The optimal size is a power-of-two larger than the number of directories in your tree; running find . -type d | wc -l will tell you the number that you have.

Making this number too large is potentially wasteful of memory. Making this number too small results in increased latency during crawling while the hash tables are rebuilt.

suppress_recrawl_warnings

Since 4.7

When set to true, watchman will not produce recrawl related warning fields in the response PDUs of various requests. The default is false; the intent is that someone in your organization should be aware of recrawls and be able to manage the configuration and workload.
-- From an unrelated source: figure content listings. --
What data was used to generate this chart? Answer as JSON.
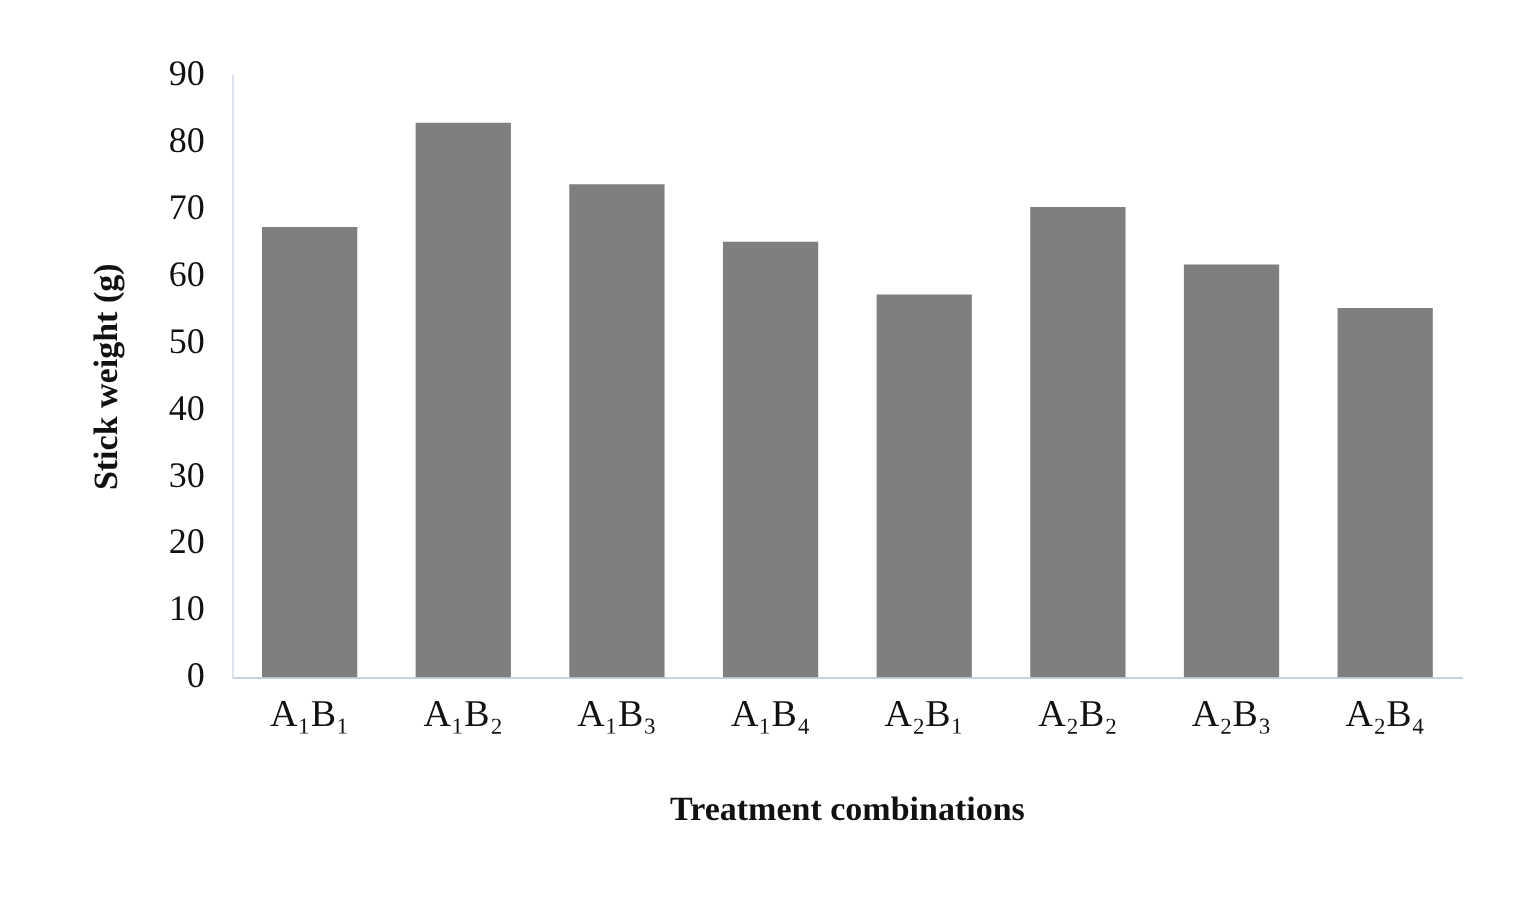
{
  "chart_data": {
    "type": "bar",
    "xlabel": "Treatment combinations",
    "ylabel": "Stick weight (g)",
    "categories": [
      "A₁B₁",
      "A₁B₂",
      "A₁B₃",
      "A₁B₄",
      "A₂B₁",
      "A₂B₂",
      "A₂B₃",
      "A₂B₄"
    ],
    "values": [
      67.4,
      83,
      73.8,
      65.2,
      57.3,
      70.4,
      61.8,
      55.3
    ],
    "color": "#7f7f7f",
    "ylim": [
      0,
      90
    ],
    "yticks": [
      0,
      10,
      20,
      30,
      40,
      50,
      60,
      70,
      80,
      90
    ],
    "grid": false,
    "legend": false
  }
}
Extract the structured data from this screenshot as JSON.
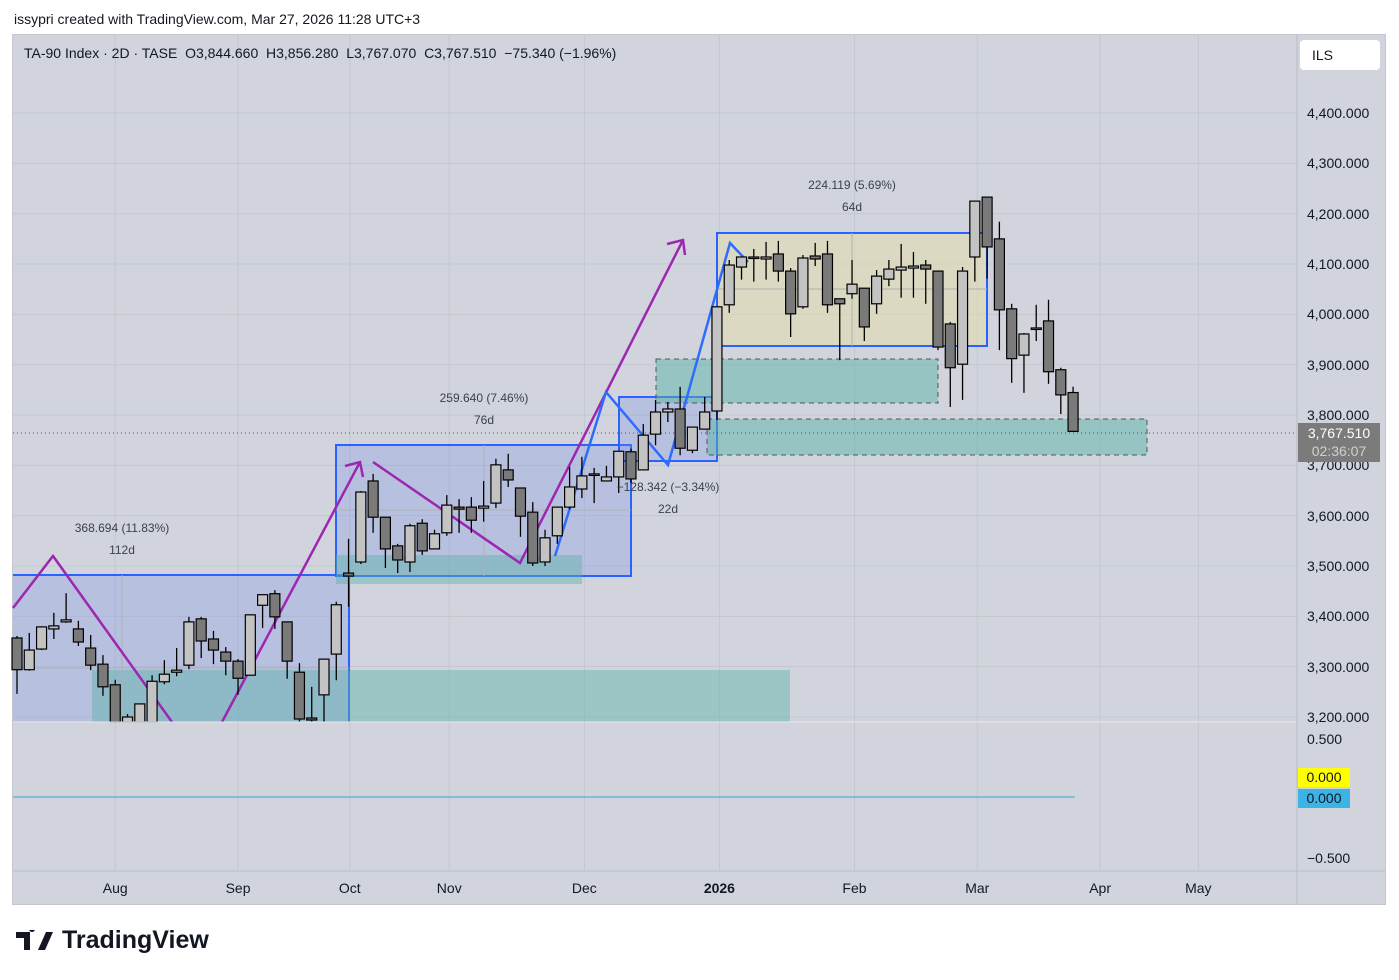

Some sites employ an alternative mechanism for sampling and reporting this to the right set of people and wish to disable the warning so that it doesn't appear in front of users that are unable to make the appropriate configuration changes for themselves.

eden_file_count_threshold_for_fresh_instance

This is specific to the EdenFS watcher

When set to a non-zero value, Watchman will return a fresh instance to since queries/subscriptions if the number of changed files exceeds the configured value. In particular, during large updates of the working copies, a lot of files may have changed forcing both Watchman and EdenFS to fetch a significant amount of metadata to answer these queries.

This behavior is only enabled if the query specifies the empty_on_fresh_instance option or when this config is set to 0. Default to 10000.